Eakes and her husband, Mark, a medical doctor with Avera Granite Falls, are parents and grandparents. They had watched as their own children often left town for something to do, and decided an ice cream shop was a step toward making their community a better place.
They also hope this ice cream shop can benefit a much larger mission. It’s been created as a nonprofit organization in hopes that it will eventually prove profitable, and provide revenue for El Nido (The Nest) Birth and Family Ministries.
Originally started in 2006, El Nido is the couple’s passion. Debbie Eakes' own life experiences led her to devote herself to serving young mothers and families as a midwife. El Nido also contracts with other midwives, doulas and counselors to help young mothers with everything from making good food choices during pregnancy to breastfeeding. She also encourages growth in Christ as a Christian.
El Nido serves young women and families in an area extending from the southwestern corner of Minnesota down into eastern South Dakota and as far east as Hutchinson.
Debbie and Mark Eakes married in 1990 after having met in Chula Vista, California, while he served as an officer in the Navy. With a master's degree in engineering, Mark served a 20-year career in the Navy before starting medical school. He graduated in 2014 as a doctor of medicine and with a master's degree in public health.
Seven years ago, the couple and their children made Granite Falls their home when Mark accepted his position with the Granite Falls medical system.

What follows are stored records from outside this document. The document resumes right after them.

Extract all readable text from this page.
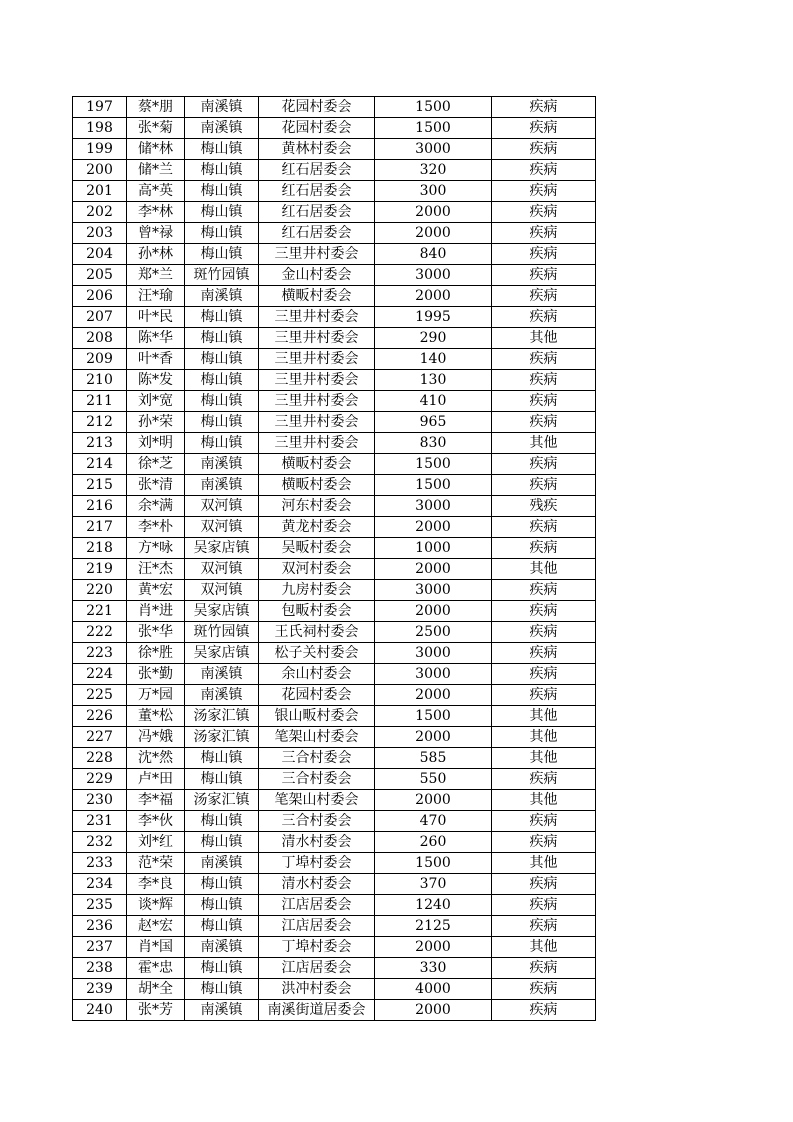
197	蔡*朋	南溪镇	花园村委会	1500	疾病
198	张*菊	南溪镇	花园村委会	1500	疾病
199	储*林	梅山镇	黄林村委会	3000	疾病
200	储*兰	梅山镇	红石居委会	320	疾病
201	高*英	梅山镇	红石居委会	300	疾病
202	李*林	梅山镇	红石居委会	2000	疾病
203	曾*禄	梅山镇	红石居委会	2000	疾病
204	孙*林	梅山镇	三里井村委会	840	疾病
205	郑*兰	斑竹园镇	金山村委会	3000	疾病
206	汪*瑜	南溪镇	横畈村委会	2000	疾病
207	叶*民	梅山镇	三里井村委会	1995	疾病
208	陈*华	梅山镇	三里井村委会	290	其他
209	叶*香	梅山镇	三里井村委会	140	疾病
210	陈*发	梅山镇	三里井村委会	130	疾病
211	刘*宽	梅山镇	三里井村委会	410	疾病
212	孙*荣	梅山镇	三里井村委会	965	疾病
213	刘*明	梅山镇	三里井村委会	830	其他
214	徐*芝	南溪镇	横畈村委会	1500	疾病
215	张*清	南溪镇	横畈村委会	1500	疾病
216	余*满	双河镇	河东村委会	3000	残疾
217	李*朴	双河镇	黄龙村委会	2000	疾病
218	方*咏	吴家店镇	吴畈村委会	1000	疾病
219	汪*杰	双河镇	双河村委会	2000	其他
220	黄*宏	双河镇	九房村委会	3000	疾病
221	肖*进	吴家店镇	包畈村委会	2000	疾病
222	张*华	斑竹园镇	王氏祠村委会	2500	疾病
223	徐*胜	吴家店镇	松子关村委会	3000	疾病
224	张*勤	南溪镇	余山村委会	3000	疾病
225	万*园	南溪镇	花园村委会	2000	疾病
226	董*松	汤家汇镇	银山畈村委会	1500	其他
227	冯*娥	汤家汇镇	笔架山村委会	2000	其他
228	沈*然	梅山镇	三合村委会	585	其他
229	卢*田	梅山镇	三合村委会	550	疾病
230	李*福	汤家汇镇	笔架山村委会	2000	其他
231	李*伙	梅山镇	三合村委会	470	疾病
232	刘*红	梅山镇	清水村委会	260	疾病
233	范*荣	南溪镇	丁埠村委会	1500	其他
234	李*良	梅山镇	清水村委会	370	疾病
235	谈*辉	梅山镇	江店居委会	1240	疾病
236	赵*宏	梅山镇	江店居委会	2125	疾病
237	肖*国	南溪镇	丁埠村委会	2000	其他
238	霍*忠	梅山镇	江店居委会	330	疾病
239	胡*全	梅山镇	洪冲村委会	4000	疾病
240	张*芳	南溪镇	南溪街道居委会	2000	疾病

Debbie Eakes said they initially hoped to open it in a downtown building that had once held a movie theater, but discovered it would be too costly to rehabilitate that building. A retired electrician donated the building that now houses the ice cream shop to El Nido Birth and Family Ministries just a few months before his death. The COVID-19 pandemic delayed work on its rehabilitation, but it all came together last spring, and the shop opened.
Family members and five part-time employees staff the shop. The help is very important to Debbie and Mark Eakes, as they commit a lot of time to the work of El Nido. Debbie’s midwife duties can require long nights without sleep. Her husband juggles a demanding schedule as a physician delivering babies.
While they sometimes hear from people who ask how they manage it all, Debbie Eakes said they do not feel overwhelmed by any means. “For us, it was always a passion we knew we wanted to do,” she said. “This is what we wanted to get to do.”
Debbie Eakes said she estimates about one-third of customers are visitors who discover the shop while exploring downtown Granite Falls. A growing arts scene, a popular popcorn stand and the quiet scenery of the Minnesota River in the downtown area all serve to attract visitors.
Of course, scoops of ice cream and the lunchtime menu attracts lots of locals who need no introduction to the downtown area. What Debbie Eakes said she appreciates the most is the fact that most of the customers seem to put away their phones and enjoy the company of one another while in the shop, exactly as she had originally hoped.
Its 1950s theme and decor are based on her memory of the Corvettes, an ice cream shop she frequented as a youth in San Diego, California. The San Diego shop included waitresses in 1950s apparel who smacked their chewing gum and treated customers with a California “attitude” that Eakes said she is not yet ready to introduce to her Minnesota customers.
A Taste In Time is open 11:30 a.m. to 7 p.m. Wednesday through Friday; 11:30 a.m. to 8 p.m. Saturday; and 1 to 8 p.m. Sunday.